Let’s face it: investment choices are fun and exciting. Hot tips are the subject of cocktail chatter, water-cooler discussions and newspaper and magazine articles. It draws attention and holds interest. But do the investment choices that you make really matter? The answer depends on the stage you’re at in your financial progression.

Are you familiar with the “power of compounding” spreadsheet (PDF)? It shows that if you start saving a large amount early on, then stop saving, someone who saves the same amount, but starts years later (eg. 10 years later), will never catch up (assuming you both earn the same return). The point is made that the earlier you start, the greater your success. As I reviewed the calculations, I realised where the “transition” point is. When the investment return for Saver 1 is greater than the savings rate for Saver 2, the first person could stop saving and the second person can never catch up.

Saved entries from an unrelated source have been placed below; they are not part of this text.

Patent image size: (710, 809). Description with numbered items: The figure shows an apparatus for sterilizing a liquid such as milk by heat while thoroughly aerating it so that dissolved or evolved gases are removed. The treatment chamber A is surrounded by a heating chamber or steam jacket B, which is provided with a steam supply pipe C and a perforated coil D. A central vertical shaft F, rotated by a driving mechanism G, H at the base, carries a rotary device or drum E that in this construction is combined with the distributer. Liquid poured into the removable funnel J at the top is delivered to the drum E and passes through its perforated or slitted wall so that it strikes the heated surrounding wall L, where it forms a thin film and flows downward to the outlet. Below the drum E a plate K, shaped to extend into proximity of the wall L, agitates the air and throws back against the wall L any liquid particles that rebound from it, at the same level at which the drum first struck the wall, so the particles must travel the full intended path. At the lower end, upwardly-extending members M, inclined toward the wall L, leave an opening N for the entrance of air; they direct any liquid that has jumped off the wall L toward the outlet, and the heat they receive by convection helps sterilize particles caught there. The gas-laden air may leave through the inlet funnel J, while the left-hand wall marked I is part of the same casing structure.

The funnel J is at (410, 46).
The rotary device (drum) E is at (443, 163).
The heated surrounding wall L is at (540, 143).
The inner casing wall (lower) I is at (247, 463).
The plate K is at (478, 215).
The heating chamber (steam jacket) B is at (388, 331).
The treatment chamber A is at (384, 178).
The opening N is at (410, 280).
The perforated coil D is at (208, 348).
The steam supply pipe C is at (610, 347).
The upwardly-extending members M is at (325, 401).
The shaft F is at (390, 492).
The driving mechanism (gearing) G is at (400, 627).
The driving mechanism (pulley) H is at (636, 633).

Not only is it important to start early, it matters little where you put your money. Suppose you have $5000. Whether you put it in a term deposit at 4% (to have $5200 next year) or a stock market index ETF and earn 15% (to have $5750 next year), your account will grow much faster if you save another $1000 (or more). Later on, however, the investment return becomes much more important. As an example, with an account balance of $200,000, the term deposit ($208,000 a year later) falls far behind the hypothetical ETF ($230,000 a year later), but neither is affected much by a $1000 deposit.

This is not a licence to make bad choices. No matter what amount you start with, if you lose all your capital, you will be set back to zero. You can save the cash in your mattress, in a term deposit, in a bond fund or in a stock-index ETF, as long as the chance of permanent and total loss is minimised. Avoid buying shares in a single company that you don’t know well, a real estate investment that’s promoted in the media or any investment scheme that seems too good to be true.

There is no rush to be able to distinguish between a gamble and a wise investment. You can take your finances one step at a time. The first priority is to control your spending. Next, when you’re spending less than you earn, set aside savings each paycheque or each month. Once those two habits are in place, you are ready to invest your savings wisely.